The girls dashed through a doorway into the narrow back entry hall. They halted at the back door, panting. Robin’s blood was pounding in her ears, but the tapping had stopped.

Robin shot the inner bolts and used her house key in the dead bolt, swung the door open.

Cain and Patrick hustled inside, carrying the duffels.

Outside, wind shivered through the dark trees, whipped the branches into a frenzy. For a moment, Robin stood in the doorway, grateful for the air on her hot face. The wind pushed at her, and Robin slammed the door shut.

The darkness was immediate, intimate.

With the door closed, Robin could barely see anyone—just the glistening of people’s eyes. But she could feel Cain’s wiry tension and Patrick’s warm bulk beside her, could smell the cold outdoors on them, and she was momentarily comforted.

Patrick turned on the flashlight; the sudden strong beam startled them all.

“Stay away from the windows with that,” Cain warned him.

“Dude, I lay you money I’ve broken into more houses than you have,” Patrick retorted. He took a dark sock from his pocket and pulled it over the flashlight, muting the beam.

Cain turned to the girls. “Everything okay?”

Robin nodded briefly, though of course it wasn’t okay; she had no idea if anything would ever be okay again. It didn’t feel like breaking into a building. It felt like landing on another planet. The Hall seemed completely cut off from the rest of the world, as if they’d entered another dimension or a parallel universe and were lost to anyone from the real world.

Is it here? In the air? In the walls? What does it look like?

Cain squeezed her hand, as if he’d heard her thoughts. “Any sign of Martin?”

Robin bit her lip, looked at Lisa. “We heard something. In the lounge.”

Patrick reached into an inside pocket of the heavy jacket he wore and pulled out a .38-caliber handgun. The others stared at him, shocked.
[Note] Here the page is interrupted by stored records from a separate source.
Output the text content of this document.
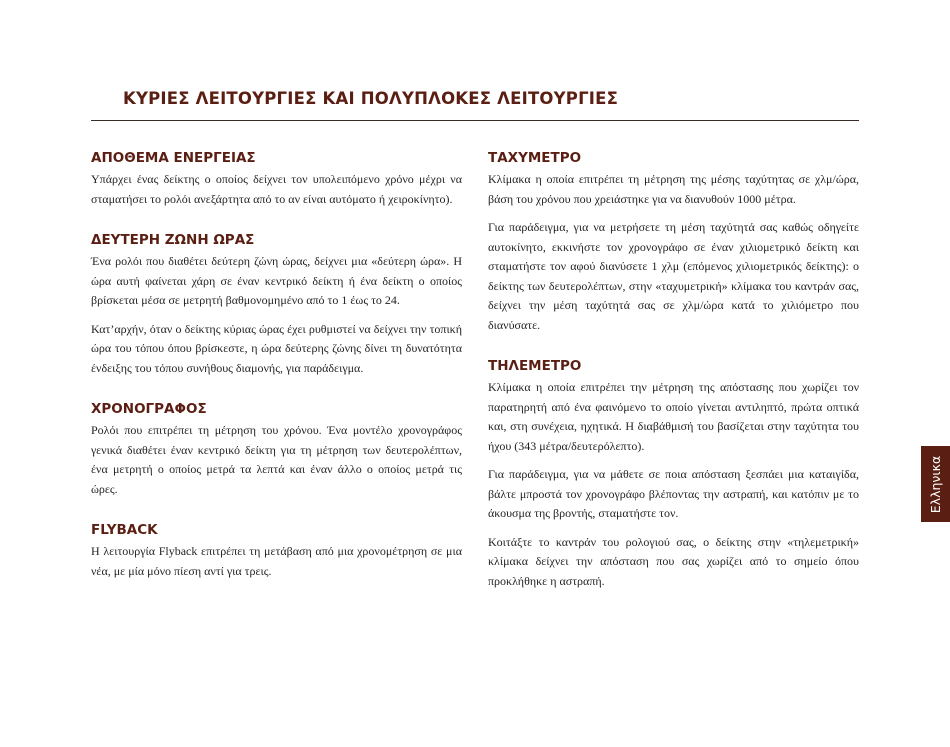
ΚΥΡΙΕΣ ΛΕΙΤΟΥΡΓΙΕΣ ΚΑΙ ΠΟΛΥΠΛΟΚΕΣ ΛΕΙΤΟΥΡΓΙΕΣ
ΑΠΟΘΕΜΑ ΕΝΕΡΓΕΙΑΣ

Υπάρχει ένας δείκτης ο οποίος δείχνει τον υπολειπόμενο χρόνο μέχρι να σταματήσει το ρολόι ανεξάρτητα από το αν είναι αυτόματο ή χειροκίνητο).

ΔΕΥΤΕΡΗ ΖΩΝΗ ΩΡΑΣ

Ένα ρολόι που διαθέτει δεύτερη ζώνη ώρας, δείχνει μια «δεύτερη ώρα». Η ώρα αυτή φαίνεται χάρη σε έναν κεντρικό δείκτη ή ένα δείκτη ο οποίος βρίσκεται μέσα σε μετρητή βαθμονομημένο από το 1 έως το 24.

Κατ’αρχήν, όταν ο δείκτης κύριας ώρας έχει ρυθμιστεί να δείχνει την τοπική ώρα του τόπου όπου βρίσκεστε, η ώρα δεύτερης ζώνης δίνει τη δυνατότητα ένδειξης του τόπου συνήθους διαμονής, για παράδειγμα.

ΧΡΟΝΟΓΡΑΦΟΣ

Ρολόι που επιτρέπει τη μέτρηση του χρόνου. Ένα μοντέλο χρονογράφος γενικά διαθέτει έναν κεντρικό δείκτη για τη μέτρηση των δευτερολέπτων, ένα μετρητή ο οποίος μετρά τα λεπτά και έναν άλλο ο οποίος μετρά τις ώρες.

FLYBACK

Η λειτουργία Flyback επιτρέπει τη μετάβαση από μια χρονομέτρηση σε μια νέα, με μία μόνο πίεση αντί για τρεις.

ΤΑΧΥΜΕΤΡΟ

Κλίμακα η οποία επιτρέπει τη μέτρηση της μέσης ταχύτητας σε χλμ/ώρα, βάση του χρόνου που χρειάστηκε για να διανυθούν 1000 μέτρα.

Για παράδειγμα, για να μετρήσετε τη μέση ταχύτητά σας καθώς οδηγείτε αυτοκίνητο, εκκινήστε τον χρονογράφο σε έναν χιλιομετρικό δείκτη και σταματήστε τον αφού διανύσετε 1 χλμ (επόμενος χιλιομετρικός δείκτης): ο δείκτης των δευτερολέπτων, στην «ταχυμετρική» κλίμακα του καντράν σας, δείχνει την μέση ταχύτητά σας σε χλμ/ώρα κατά το χιλιόμετρο που διανύσατε.

ΤΗΛΕΜΕΤΡΟ

Κλίμακα η οποία επιτρέπει την μέτρηση της απόστασης που χωρίζει τον παρατηρητή από ένα φαινόμενο το οποίο γίνεται αντιληπτό, πρώτα οπτικά και, στη συνέχεια, ηχητικά. Η διαβάθμισή του βασίζεται στην ταχύτητα του ήχου (343 μέτρα/δευτερόλεπτο).

Για παράδειγμα, για να μάθετε σε ποια απόσταση ξεσπάει μια καταιγίδα, βάλτε μπροστά τον χρονογράφο βλέποντας την αστραπή, και κατόπιν με το άκουσμα της βροντής, σταματήστε τον.

Κοιτάξτε το καντράν του ρολογιού σας, ο δείκτης στην «τηλεμετρική» κλίμακα δείχνει την απόσταση που σας χωρίζει από το σημείο όπου προκλήθηκε η αστραπή.

Ελληνικα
“Hey—” Cain started to protest.

“This shell thing killed Waverly,” Patrick said flatly. He cocked the gun, held it at his shoulder, then flashed Cain a crooked grin. “Southern gun culture.”

Cain smiled grimly back.

Patrick turned, and the three of them followed him through the narrow doorway into the main hall.

They stood in a block, looking warily down the dark corridor toward the lounge; Patrick and Cain in front, Lisa and Robin pushed in behind them, so close that they could feel one another breathe. Robin felt life and comfort in their warm bodies, and she was seized with a sudden fierce affection for the people around her. They were hers, she realized; they were like blood.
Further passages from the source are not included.